Morning Business Memo:
Are you making progress in cutting back on debt? For most Americans the answer is yes when it comes to mortgages, car loans and credit cards. But student loans are a huge exception. The Pew Research Center says nearly one in five US households - 22.4 million - had college debt in 2010. That was double the share just over 20 years before in 1989. Student loan debt has been rising fast in the past few years - driven by higher tuition costs and rising college enrollment during the economic downturn. More well-off families are digging deeper into their pockets to pay for expensive private colleges, while lower-income Americans in search of better jobs are enrolling in community colleges, public universities and other schools to boost their skills. As a share of household income, the debt burden was the greatest for the poorest 20 percent of households. 40 percent of households headed by someone younger than age 35 owed college debt, the highest share of any age group.
Many Americans are doing repeat re-fis: reducing the cost of their mortgages through refinancing. Thanks to the Federal Reserve's aggressive policy of quantitative easing, home loan rates are even lower than they were last year. Many homeowners who've refinanced several times in recent years have cut their debt levels, while others reduced monthly payments, giving them more money to spend. According to USA Today, Freddie Mac data shows that in the 2nd quarter of this year, 23 percent of homeowners who refinanced reduced their principal balance, and 59 percent maintained the same loan amount.
Two more big banks - PNC and US Bank - are reporting problems with their websites. This comes after a financial services security group warned of possible cyber attacks on banks. US Bank says some customers have experienced delays. There were problems at JP Morgan Chase and Bank of America's websites last week. Wells Fargo had a glitch on Tuesday. Last week, the Financial Services Information Sharing and Analysis Center raised its cyber threat level to "high" from "elevated" because of potential cyber attacks.

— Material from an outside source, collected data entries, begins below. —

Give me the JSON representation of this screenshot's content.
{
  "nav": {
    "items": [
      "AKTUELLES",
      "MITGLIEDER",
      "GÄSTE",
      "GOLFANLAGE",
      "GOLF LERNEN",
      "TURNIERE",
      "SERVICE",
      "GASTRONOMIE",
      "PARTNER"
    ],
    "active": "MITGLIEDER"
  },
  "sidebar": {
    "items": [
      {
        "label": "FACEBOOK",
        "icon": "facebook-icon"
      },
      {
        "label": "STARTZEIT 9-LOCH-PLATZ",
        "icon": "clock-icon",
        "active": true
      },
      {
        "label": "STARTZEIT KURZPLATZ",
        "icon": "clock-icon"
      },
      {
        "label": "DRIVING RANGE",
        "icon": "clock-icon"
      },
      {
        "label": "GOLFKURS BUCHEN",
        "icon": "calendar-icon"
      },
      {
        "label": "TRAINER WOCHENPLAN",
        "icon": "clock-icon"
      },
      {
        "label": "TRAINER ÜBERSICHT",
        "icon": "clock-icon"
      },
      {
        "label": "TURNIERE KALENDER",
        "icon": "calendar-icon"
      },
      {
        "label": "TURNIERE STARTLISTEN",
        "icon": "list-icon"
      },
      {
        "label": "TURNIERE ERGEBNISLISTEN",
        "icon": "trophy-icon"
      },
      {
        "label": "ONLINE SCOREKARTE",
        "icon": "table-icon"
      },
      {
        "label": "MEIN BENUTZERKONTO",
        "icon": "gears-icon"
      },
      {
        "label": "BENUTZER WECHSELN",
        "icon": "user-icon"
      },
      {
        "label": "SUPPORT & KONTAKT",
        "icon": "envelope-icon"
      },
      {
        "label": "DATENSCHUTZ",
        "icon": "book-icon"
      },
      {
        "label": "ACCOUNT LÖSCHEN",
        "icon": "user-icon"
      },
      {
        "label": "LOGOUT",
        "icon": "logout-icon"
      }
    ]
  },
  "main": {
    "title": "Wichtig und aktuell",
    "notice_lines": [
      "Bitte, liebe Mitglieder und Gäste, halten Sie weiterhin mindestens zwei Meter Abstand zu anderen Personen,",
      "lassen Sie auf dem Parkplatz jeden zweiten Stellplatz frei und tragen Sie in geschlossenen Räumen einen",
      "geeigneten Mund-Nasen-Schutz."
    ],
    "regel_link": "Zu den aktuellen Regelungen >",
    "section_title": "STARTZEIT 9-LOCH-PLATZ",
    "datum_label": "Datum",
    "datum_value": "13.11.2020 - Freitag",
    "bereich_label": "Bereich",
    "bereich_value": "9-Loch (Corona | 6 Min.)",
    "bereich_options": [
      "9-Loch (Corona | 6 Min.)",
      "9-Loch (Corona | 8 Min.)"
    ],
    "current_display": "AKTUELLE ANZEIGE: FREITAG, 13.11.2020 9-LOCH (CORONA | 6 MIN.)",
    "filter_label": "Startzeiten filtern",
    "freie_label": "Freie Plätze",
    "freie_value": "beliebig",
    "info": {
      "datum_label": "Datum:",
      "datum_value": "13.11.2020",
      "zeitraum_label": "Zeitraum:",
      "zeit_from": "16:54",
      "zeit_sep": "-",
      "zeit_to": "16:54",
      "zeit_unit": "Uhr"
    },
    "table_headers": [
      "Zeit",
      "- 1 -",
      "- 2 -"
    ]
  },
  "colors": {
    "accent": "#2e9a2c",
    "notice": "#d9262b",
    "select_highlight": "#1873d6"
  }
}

The fiscal cliff sounds scary and it is. In a new report today, Fitch Ratings Service says the fiscal cliff represents the single biggest near-term threat to a global economic recovery. Unless Congress acts to stop the projected rise in taxes at the end of this year, Fitch says "the dramatic fiscal tightening implied by the fiscal cliff could tip the US and possibly the global economy into recession. At the very least it would be likely to halve the rate of global growth in 2013." Under current law, tax increases and spending cuts worth $600 billion will take effect in January. "The scale and speed of this fiscal tightening would be likely to push the US economy into an unnecessary and avoidable recession," warns Fitch.
The cloud over Europe has been a negative for the stock market. Economic confidence in the 17 euro zone nations has now fallen to its lowest level since 2009, according to the European Commission. Overseas markets rose this morning thanks to a hint from China that it may be getting ready to stimulate its economy, adding to recent action by the Federal Reserve, The European Central Bank, and The Bank of Japan.